Bloomberg News

Germany Mulls Arbitration for Web ‘Right to Be Forgotten’

May 27, 2014

The German government is considering setting up arbitration courts to weigh in on what information people can force Google Inc. (GOOG:US) and other search-engine providers to remove from results.

Following a European Union court decision this month granting consumers the “right to be forgotten,” the Interior Ministry in Berlin would seek to establish “dispute-settlement mechanisms” for consumers who file so-called take-down requests. If search providers introduce automatic deletion, public information would be at risk, the ministry said.

“Politicians, prominent figures and other persons who are reported about in public would be able to hide or even delete reports they find unpleasant,” it said in a statement. The ministry suggested that the removal of information shouldn’t be left to company algorithms.

The EU Court of Justice ruling on May 13 gave people the right to request the deletion of personal information, creating the possibility of European users flooding Internet companies with take-down requests, with a cost in time and money to comply.

Companies such as Google will have to review such requests on a case-by-case basis, the court said. Search-engine companies must take an initial decision on each request and people could then turn to courts or a data-protection authority to challenge the decision, the EU court ruling said.

Balancing Interests

Google, which has received several thousand demands to remove entries from search results since the court verdict, doesn’t plan to automate the handling of take-down requests and will present its approach in coming weeks, Klaas Flechsig, a Hamburg-based spokesman for the company, said by phone.
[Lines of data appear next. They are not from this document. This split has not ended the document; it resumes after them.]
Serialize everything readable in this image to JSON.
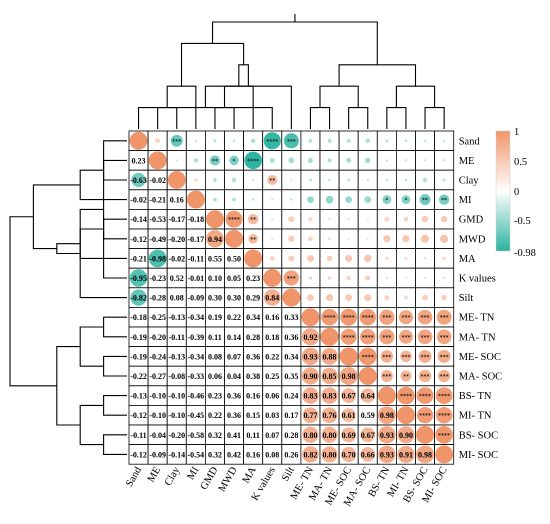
{
  "chart_data": {
    "type": "heatmap",
    "variables": [
      "Sand",
      "ME",
      "Clay",
      "MI",
      "GMD",
      "MWD",
      "MA",
      "K values",
      "Silt",
      "ME- TN",
      "MA- TN",
      "ME- SOC",
      "MA- SOC",
      "BS- TN",
      "MI- TN",
      "BS- SOC",
      "MI- SOC"
    ],
    "x_labels": [
      "Sand",
      "ME",
      "Clay",
      "MI",
      "GMD",
      "MWD",
      "MA",
      "K values",
      "Silt",
      "ME- TN",
      "MA- TN",
      "ME- SOC",
      "MA- SOC",
      "BS- TN",
      "MI- TN",
      "BS- SOC",
      "MI- SOC"
    ],
    "y_labels": [
      "Sand",
      "ME",
      "Clay",
      "MI",
      "GMD",
      "MWD",
      "MA",
      "K values",
      "Silt",
      "ME- TN",
      "MA- TN",
      "ME- SOC",
      "MA- SOC",
      "BS- TN",
      "MI- TN",
      "BS- SOC",
      "MI- SOC"
    ],
    "lower_values": [
      [],
      [
        "0.23"
      ],
      [
        "-0.63",
        "-0.02"
      ],
      [
        "-0.02",
        "-0.21",
        "0.16"
      ],
      [
        "-0.14",
        "-0.53",
        "-0.17",
        "-0.18"
      ],
      [
        "-0.12",
        "-0.49",
        "-0.20",
        "-0.17",
        "0.94"
      ],
      [
        "-0.21",
        "-0.98",
        "-0.02",
        "-0.11",
        "0.55",
        "0.50"
      ],
      [
        "-0.95",
        "-0.23",
        "0.52",
        "-0.01",
        "0.10",
        "0.05",
        "0.23"
      ],
      [
        "-0.82",
        "-0.28",
        "0.08",
        "-0.09",
        "0.30",
        "0.30",
        "0.29",
        "0.84"
      ],
      [
        "-0.18",
        "-0.25",
        "-0.13",
        "-0.34",
        "0.19",
        "0.22",
        "0.34",
        "0.16",
        "0.33"
      ],
      [
        "-0.19",
        "-0.20",
        "-0.11",
        "-0.39",
        "0.11",
        "0.14",
        "0.28",
        "0.18",
        "0.36",
        "0.92"
      ],
      [
        "-0.19",
        "-0.24",
        "-0.13",
        "-0.34",
        "0.08",
        "0.07",
        "0.36",
        "0.22",
        "0.34",
        "0.93",
        "0.88"
      ],
      [
        "-0.22",
        "-0.27",
        "-0.08",
        "-0.33",
        "0.06",
        "0.04",
        "0.38",
        "0.25",
        "0.35",
        "0.90",
        "0.85",
        "0.98"
      ],
      [
        "-0.13",
        "-0.10",
        "-0.10",
        "-0.46",
        "0.23",
        "0.36",
        "0.16",
        "0.06",
        "0.24",
        "0.83",
        "0.83",
        "0.67",
        "0.64"
      ],
      [
        "-0.12",
        "-0.10",
        "-0.10",
        "-0.45",
        "0.22",
        "0.36",
        "0.15",
        "0.03",
        "0.17",
        "0.77",
        "0.76",
        "0.61",
        "0.59",
        "0.98"
      ],
      [
        "-0.11",
        "-0.04",
        "-0.20",
        "-0.58",
        "0.32",
        "0.41",
        "0.11",
        "0.07",
        "0.28",
        "0.80",
        "0.80",
        "0.69",
        "0.67",
        "0.93",
        "0.90"
      ],
      [
        "-0.12",
        "-0.09",
        "-0.14",
        "-0.54",
        "0.32",
        "0.42",
        "0.16",
        "0.08",
        "0.26",
        "0.82",
        "0.80",
        "0.70",
        "0.66",
        "0.93",
        "0.91",
        "0.98"
      ]
    ],
    "significance_codes": [
      "*",
      "**",
      "***",
      "****"
    ],
    "colorbar": {
      "min": -0.98,
      "max": 1,
      "ticks": [
        "1",
        "0.5",
        "0",
        "-0.5",
        "-0.98"
      ]
    },
    "colors": {
      "positive": "#F0956A",
      "negative": "#2BB3A0",
      "neutral": "#FFFFFF"
    }
  }
}
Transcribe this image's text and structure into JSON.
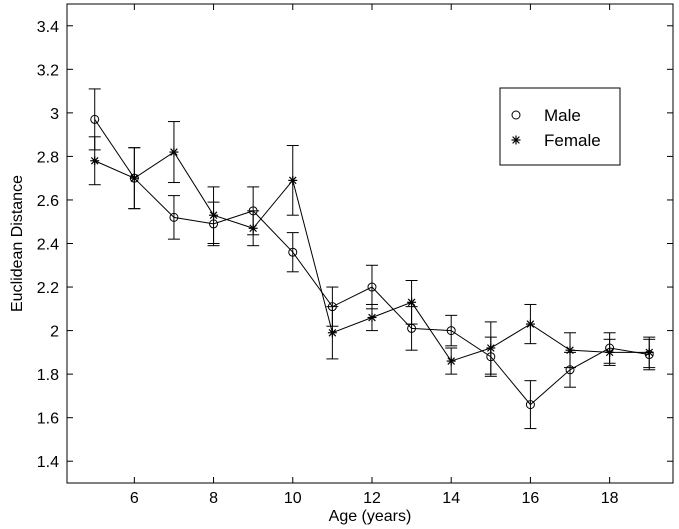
{
  "chart_data": {
    "type": "line",
    "title": "",
    "xlabel": "Age (years)",
    "ylabel": "Euclidean Distance",
    "xlim": [
      4.3,
      19.6
    ],
    "ylim": [
      1.3,
      3.5
    ],
    "xticks": [
      6,
      8,
      10,
      12,
      14,
      16,
      18
    ],
    "yticks": [
      1.4,
      1.6,
      1.8,
      2,
      2.2,
      2.4,
      2.6,
      2.8,
      3,
      3.2,
      3.4
    ],
    "ytick_labels": [
      "1.4",
      "1.6",
      "1.8",
      "2",
      "2.2",
      "2.4",
      "2.6",
      "2.8",
      "3",
      "3.2",
      "3.4"
    ],
    "grid": false,
    "legend_position": "top-right",
    "series": [
      {
        "name": "Male",
        "marker": "circle",
        "x": [
          5,
          6,
          7,
          8,
          9,
          10,
          11,
          12,
          13,
          14,
          15,
          16,
          17,
          18,
          19
        ],
        "y": [
          2.97,
          2.7,
          2.52,
          2.49,
          2.55,
          2.36,
          2.11,
          2.2,
          2.01,
          2.0,
          1.88,
          1.66,
          1.82,
          1.92,
          1.89
        ],
        "err": [
          0.14,
          0.14,
          0.1,
          0.1,
          0.11,
          0.09,
          0.09,
          0.1,
          0.1,
          0.07,
          0.09,
          0.11,
          0.08,
          0.07,
          0.07
        ]
      },
      {
        "name": "Female",
        "marker": "asterisk",
        "x": [
          5,
          6,
          7,
          8,
          9,
          10,
          11,
          12,
          13,
          14,
          15,
          16,
          17,
          18,
          19
        ],
        "y": [
          2.78,
          2.7,
          2.82,
          2.53,
          2.47,
          2.69,
          1.99,
          2.06,
          2.13,
          1.86,
          1.92,
          2.03,
          1.91,
          1.9,
          1.9
        ],
        "err": [
          0.11,
          0.14,
          0.14,
          0.13,
          0.08,
          0.16,
          0.12,
          0.06,
          0.1,
          0.06,
          0.12,
          0.09,
          0.08,
          0.06,
          0.07
        ]
      }
    ]
  }
}
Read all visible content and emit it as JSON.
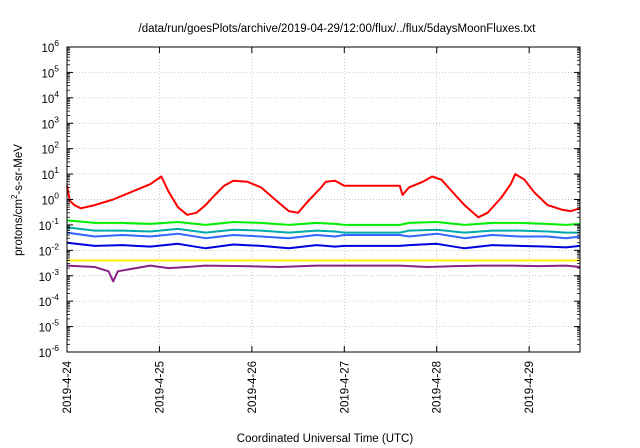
{
  "chart_data": {
    "type": "line",
    "title": "/data/run/goesPlots/archive/2019-04-29/12:00/flux/../flux/5daysMoonFluxes.txt",
    "xlabel": "Coordinated Universal Time (UTC)",
    "ylabel": {
      "pre": "protons/cm",
      "sup": "2",
      "post": "-s-sr-MeV"
    },
    "yscale": "log",
    "ylim_exp": [
      -6,
      6
    ],
    "ytick_labels": [
      {
        "base": "10",
        "exp": "-6"
      },
      {
        "base": "10",
        "exp": "-5"
      },
      {
        "base": "10",
        "exp": "-4"
      },
      {
        "base": "10",
        "exp": "-3"
      },
      {
        "base": "10",
        "exp": "-2"
      },
      {
        "base": "10",
        "exp": "-1"
      },
      {
        "base": "10",
        "exp": "0"
      },
      {
        "base": "10",
        "exp": "1"
      },
      {
        "base": "10",
        "exp": "2"
      },
      {
        "base": "10",
        "exp": "3"
      },
      {
        "base": "10",
        "exp": "4"
      },
      {
        "base": "10",
        "exp": "5"
      },
      {
        "base": "10",
        "exp": "6"
      }
    ],
    "x_range_days": [
      0,
      5.55
    ],
    "xtick_labels": [
      "2019-4-24",
      "2019-4-25",
      "2019-4-26",
      "2019-4-27",
      "2019-4-28",
      "2019-4-29"
    ],
    "grid": true,
    "series": [
      {
        "color": "#ff0000",
        "x": [
          0,
          0.03,
          0.08,
          0.15,
          0.3,
          0.5,
          0.7,
          0.9,
          0.97,
          1.02,
          1.1,
          1.2,
          1.3,
          1.4,
          1.5,
          1.6,
          1.7,
          1.8,
          1.95,
          2.1,
          2.25,
          2.4,
          2.5,
          2.6,
          2.75,
          2.8,
          2.9,
          3.0,
          3.6,
          3.63,
          3.7,
          3.85,
          3.95,
          4.05,
          4.2,
          4.3,
          4.45,
          4.55,
          4.7,
          4.8,
          4.85,
          4.95,
          5.05,
          5.2,
          5.35,
          5.45,
          5.55
        ],
        "y": [
          3.5,
          0.9,
          0.6,
          0.45,
          0.6,
          1.0,
          2.0,
          4.0,
          6.0,
          8.0,
          2.0,
          0.5,
          0.25,
          0.3,
          0.6,
          1.5,
          3.5,
          5.5,
          5.0,
          3.0,
          1.0,
          0.35,
          0.3,
          0.8,
          3.0,
          5.0,
          5.5,
          3.5,
          3.5,
          1.5,
          3.0,
          5.0,
          8.0,
          6.0,
          1.5,
          0.6,
          0.2,
          0.3,
          1.2,
          4.0,
          10.0,
          6.0,
          2.0,
          0.6,
          0.4,
          0.35,
          0.45
        ]
      },
      {
        "color": "#00ee00",
        "x": [
          0,
          0.3,
          0.6,
          0.9,
          1.2,
          1.5,
          1.8,
          2.1,
          2.4,
          2.7,
          2.9,
          3.0,
          3.6,
          3.7,
          4.0,
          4.3,
          4.6,
          4.9,
          5.2,
          5.4,
          5.55
        ],
        "y": [
          0.15,
          0.12,
          0.12,
          0.11,
          0.13,
          0.1,
          0.13,
          0.12,
          0.1,
          0.12,
          0.11,
          0.1,
          0.1,
          0.12,
          0.13,
          0.1,
          0.12,
          0.12,
          0.11,
          0.1,
          0.11
        ]
      },
      {
        "color": "#00aaaa",
        "x": [
          0,
          0.3,
          0.6,
          0.9,
          1.2,
          1.5,
          1.8,
          2.1,
          2.4,
          2.7,
          2.9,
          3.0,
          3.6,
          3.7,
          4.0,
          4.3,
          4.6,
          4.9,
          5.2,
          5.4,
          5.55
        ],
        "y": [
          0.08,
          0.06,
          0.06,
          0.055,
          0.07,
          0.05,
          0.065,
          0.06,
          0.05,
          0.06,
          0.055,
          0.05,
          0.05,
          0.06,
          0.065,
          0.05,
          0.06,
          0.06,
          0.055,
          0.05,
          0.05
        ]
      },
      {
        "color": "#3366ff",
        "x": [
          0,
          0.3,
          0.6,
          0.9,
          1.2,
          1.5,
          1.8,
          2.1,
          2.4,
          2.7,
          2.9,
          3.0,
          3.6,
          3.7,
          4.0,
          4.3,
          4.6,
          4.9,
          5.2,
          5.4,
          5.55
        ],
        "y": [
          0.05,
          0.035,
          0.04,
          0.035,
          0.045,
          0.03,
          0.04,
          0.035,
          0.03,
          0.04,
          0.035,
          0.04,
          0.04,
          0.035,
          0.045,
          0.03,
          0.04,
          0.035,
          0.035,
          0.03,
          0.035
        ]
      },
      {
        "color": "#0000dd",
        "x": [
          0,
          0.3,
          0.6,
          0.9,
          1.2,
          1.5,
          1.8,
          2.1,
          2.4,
          2.7,
          2.9,
          3.0,
          3.6,
          3.7,
          4.0,
          4.3,
          4.6,
          4.9,
          5.2,
          5.4,
          5.55
        ],
        "y": [
          0.02,
          0.015,
          0.016,
          0.014,
          0.018,
          0.012,
          0.017,
          0.015,
          0.012,
          0.016,
          0.014,
          0.015,
          0.015,
          0.016,
          0.018,
          0.012,
          0.016,
          0.015,
          0.014,
          0.013,
          0.015
        ]
      },
      {
        "color": "#ffee00",
        "x": [
          0,
          5.55
        ],
        "y": [
          0.004,
          0.004
        ]
      },
      {
        "color": "#882288",
        "x": [
          0,
          0.3,
          0.45,
          0.5,
          0.55,
          0.9,
          1.1,
          1.3,
          1.5,
          1.9,
          2.3,
          2.7,
          3.0,
          3.6,
          3.9,
          4.2,
          4.5,
          4.8,
          5.1,
          5.4,
          5.55
        ],
        "y": [
          0.0025,
          0.0022,
          0.0015,
          0.0006,
          0.0015,
          0.0025,
          0.002,
          0.0022,
          0.0025,
          0.0024,
          0.0022,
          0.0025,
          0.0025,
          0.0025,
          0.0022,
          0.0024,
          0.0025,
          0.0025,
          0.0024,
          0.0025,
          0.0022
        ]
      }
    ]
  }
}
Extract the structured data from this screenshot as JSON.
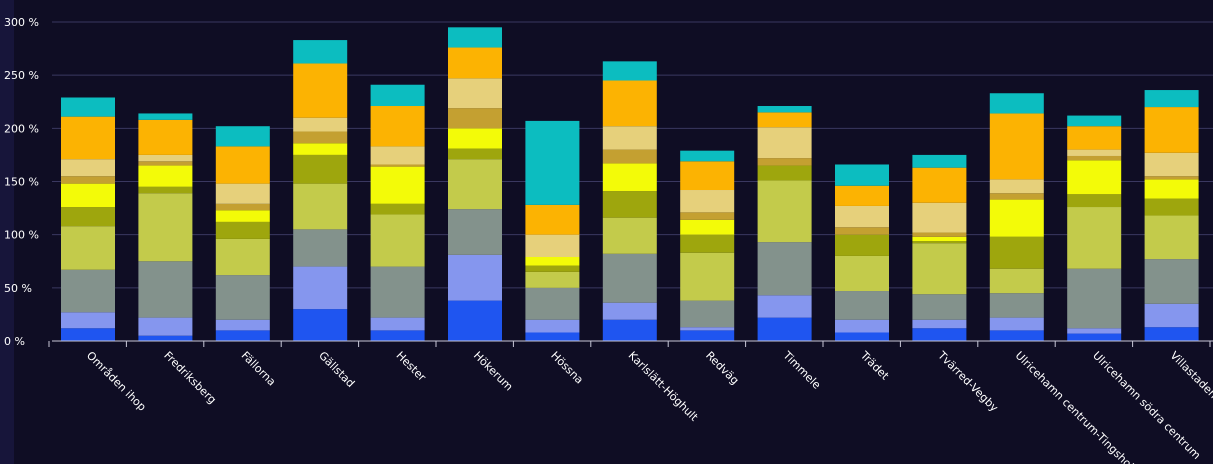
{
  "colors": {
    "background": "#0f0d24",
    "grid": "#3a3860",
    "axis": "#c8c8d8",
    "text": "#ffffff",
    "segments": [
      "#1f55f0",
      "#8596ee",
      "#83928c",
      "#c3cb4b",
      "#9ea60d",
      "#f3fb08",
      "#c4a031",
      "#e6d07b",
      "#fcb302",
      "#0cbdc0"
    ]
  },
  "chart_data": {
    "type": "bar",
    "stacked": true,
    "ylim": [
      0,
      300
    ],
    "yticks": [
      {
        "value": 0,
        "label": "0 %"
      },
      {
        "value": 50,
        "label": "50 %"
      },
      {
        "value": 100,
        "label": "100 %"
      },
      {
        "value": 150,
        "label": "150 %"
      },
      {
        "value": 200,
        "label": "200 %"
      },
      {
        "value": 250,
        "label": "250 %"
      },
      {
        "value": 300,
        "label": "300 %"
      }
    ],
    "grid": true,
    "legend": "none",
    "categories": [
      "Områden ihop",
      "Fredriksberg",
      "Fällorna",
      "Gällstad",
      "Hester",
      "Hökerum",
      "Hössna",
      "Karlslätt-Höghult",
      "Redväg",
      "Timmele",
      "Trädet",
      "Tvärred-Vegby",
      "Ulricehamn centrum-Tingsholm",
      "Ulricehamn södra centrum",
      "Villastaden"
    ],
    "series": [
      {
        "values": [
          12,
          5,
          10,
          30,
          10,
          38,
          8,
          20,
          10,
          22,
          8,
          12,
          10,
          7,
          13
        ]
      },
      {
        "values": [
          15,
          17,
          10,
          40,
          12,
          43,
          12,
          16,
          3,
          21,
          12,
          8,
          12,
          5,
          22
        ]
      },
      {
        "values": [
          40,
          53,
          42,
          35,
          48,
          43,
          30,
          46,
          25,
          50,
          27,
          24,
          23,
          56,
          42
        ]
      },
      {
        "values": [
          41,
          64,
          34,
          43,
          49,
          47,
          15,
          34,
          45,
          58,
          33,
          48,
          23,
          58,
          41
        ]
      },
      {
        "values": [
          18,
          6,
          16,
          27,
          10,
          10,
          6,
          25,
          17,
          14,
          20,
          2,
          30,
          12,
          16
        ]
      },
      {
        "values": [
          22,
          20,
          11,
          11,
          35,
          19,
          8,
          26,
          14,
          0,
          0,
          4,
          35,
          32,
          18
        ]
      },
      {
        "values": [
          7,
          4,
          6,
          11,
          2,
          19,
          0,
          13,
          7,
          7,
          7,
          4,
          6,
          4,
          3
        ]
      },
      {
        "values": [
          16,
          6,
          19,
          13,
          17,
          28,
          21,
          22,
          21,
          29,
          20,
          28,
          13,
          6,
          22
        ]
      },
      {
        "values": [
          40,
          33,
          35,
          51,
          38,
          29,
          28,
          43,
          27,
          14,
          19,
          33,
          62,
          22,
          43
        ]
      },
      {
        "values": [
          18,
          6,
          19,
          22,
          20,
          19,
          79,
          18,
          10,
          6,
          20,
          12,
          19,
          10,
          16
        ]
      }
    ]
  }
}
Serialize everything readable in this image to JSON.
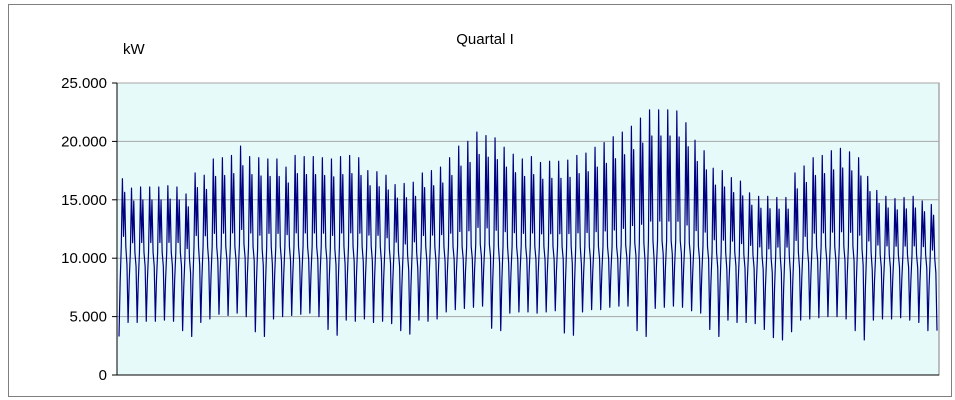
{
  "chart_data": {
    "type": "line",
    "title": "Quartal I",
    "ylabel": "kW",
    "xlabel": "",
    "ylim": [
      0,
      25000
    ],
    "y_ticks": [
      0,
      5000,
      10000,
      15000,
      20000,
      25000
    ],
    "y_tick_labels": [
      "0",
      "5.000",
      "10.000",
      "15.000",
      "20.000",
      "25.000"
    ],
    "x_ticks": [],
    "grid": true,
    "legend": "none",
    "plot_background": "#e6fafa",
    "grid_color": "#a6a6a6",
    "series_color": "#000080",
    "series": [
      {
        "n_days": 90,
        "day_peak_kw": [
          16800,
          16000,
          16100,
          16100,
          16100,
          16200,
          16100,
          15500,
          17300,
          17100,
          18500,
          18600,
          18800,
          19600,
          18700,
          18600,
          18500,
          18500,
          17800,
          18800,
          18700,
          18700,
          18600,
          18500,
          18700,
          18800,
          18600,
          17500,
          17400,
          17100,
          16300,
          16400,
          16500,
          17300,
          17500,
          17800,
          18600,
          19600,
          20000,
          20800,
          20500,
          20300,
          19500,
          18900,
          18500,
          18700,
          18200,
          18300,
          18300,
          18400,
          18800,
          19000,
          19500,
          19900,
          20400,
          20800,
          21300,
          22000,
          22700,
          22700,
          22700,
          22600,
          21600,
          20100,
          19200,
          17700,
          17500,
          16900,
          16600,
          15600,
          15300,
          15300,
          15200,
          15200,
          17300,
          17900,
          18600,
          18800,
          19200,
          19400,
          19100,
          18600,
          17000,
          15800,
          15300,
          15100,
          15200,
          15300,
          14900,
          14600
        ],
        "day_min_kw": [
          3300,
          4500,
          4500,
          4600,
          4600,
          4700,
          4600,
          3800,
          3300,
          4500,
          4800,
          5200,
          5100,
          5300,
          5000,
          3700,
          3300,
          4800,
          5000,
          5100,
          5200,
          5300,
          5000,
          3900,
          3400,
          4700,
          4600,
          4800,
          4500,
          4600,
          4400,
          3800,
          3500,
          4700,
          4600,
          4800,
          5400,
          5600,
          5700,
          5800,
          5900,
          4000,
          3800,
          5300,
          5400,
          5400,
          5300,
          5400,
          5500,
          3600,
          3400,
          5400,
          5600,
          5600,
          5800,
          5900,
          5900,
          3800,
          3300,
          5700,
          5800,
          5900,
          5800,
          5500,
          5300,
          3900,
          3300,
          4700,
          4500,
          4500,
          4400,
          3900,
          3200,
          3000,
          3700,
          4700,
          4800,
          4900,
          5000,
          5000,
          4800,
          3800,
          3000,
          4700,
          4800,
          4800,
          4900,
          4700,
          4500,
          3800
        ],
        "day_mid_kw": [
          11000,
          10500,
          10500,
          10500,
          10500,
          10500,
          10500,
          10000,
          11000,
          11000,
          11000,
          11000,
          11000,
          11200,
          11000,
          10800,
          11000,
          11000,
          11000,
          11000,
          11000,
          11000,
          11000,
          10800,
          11000,
          11000,
          11000,
          11000,
          11000,
          10800,
          10500,
          10300,
          10500,
          11000,
          11000,
          11000,
          11000,
          11000,
          11000,
          11200,
          11200,
          11000,
          11000,
          11000,
          11000,
          11000,
          11000,
          11000,
          11000,
          11000,
          11000,
          11000,
          11000,
          11000,
          11000,
          11100,
          11300,
          11300,
          11500,
          11500,
          11500,
          11500,
          11300,
          11000,
          11000,
          10500,
          10500,
          10500,
          10300,
          10300,
          10200,
          10000,
          10200,
          10200,
          10500,
          10800,
          11000,
          11000,
          11000,
          11000,
          11000,
          10800,
          10500,
          10300,
          10300,
          10300,
          10300,
          10300,
          10300,
          10000
        ]
      }
    ]
  }
}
Decisions on whether to remove links will have to balance issues, including how sensitive the information is and the public interest in it, EU data regulators, known as the Article 29 Data Protection Working Party, said this month.

The German ministry doesn’t currently plan to create a single mediating authority or to put mediators under state supervision, it said. Talks with Google and other providers will begin once the government has finalized its position.